Specifically, the final rule allows all federal credit unions to do the following:

  • Make charitable contributions to charities of their choosing.
  • Accept nonmember deposits, up to the greater of 20 percent of shares or $3 million, from local governmental entities or other credit unions.
  • Use a six-year time horizon (instead of three years) to partially occupy unimproved property acquired for future expansion.
  • Obtain certain exceptions to constraints on purchasing whole loans from other federally insured credit unions.
  • Enter into borrowing/repurchase transactions in which the purchased securities have maturities exceeding the maturity of the borrowing-repurchase agreement, provided the investment value does not exceed net worth and subject to certain constraints.
  • Purchase private-label commercial mortgage-related securities, subject to certain net worth constraints and safety and soundness investment criteria.
  • Invest in zero-coupon securities, subject to certain net worth and investment maturity limits.

When issuing the proposed RegFlex relief rule, NCUA inadvertently omitted changes removing references to RegFlex in the fidelity bond rule (Part 713).
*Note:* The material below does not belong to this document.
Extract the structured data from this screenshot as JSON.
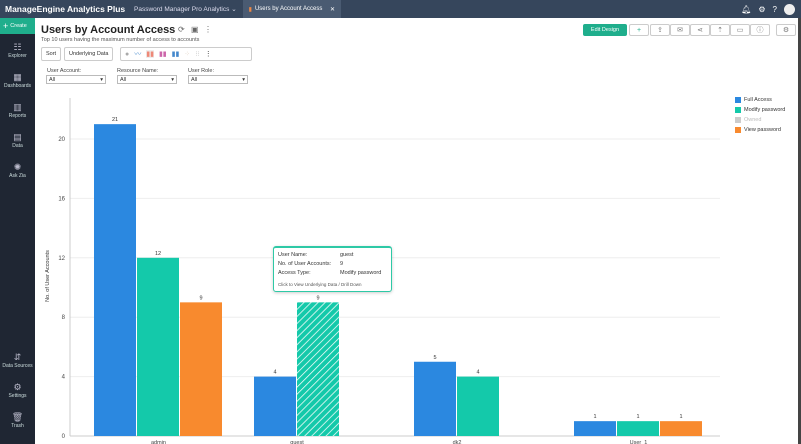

The board therefore issued an interim final rule in conjunction with the final RegFlex rule changes outlined above. The board encourages all interested individuals or groups to submit comments on the interim final rule within 60 days of publication in the Federal Register.

RegFlex Dropped from Supervisory Review Committee Duties
The board issued an Interpretative Ruling and Policy Statement (IRPS 12-1) to change the Guidelines for the Supervisory Review Committee and remove RegFlex revocations from the list of material supervisory determinations federal credit unions can appeal.

In issuing the policy statement, the Board provided a 30-day comment period. The new guidelines become final 90 days following publication in the Federal Register, unless the board withdraws the changes within 60 days after publication.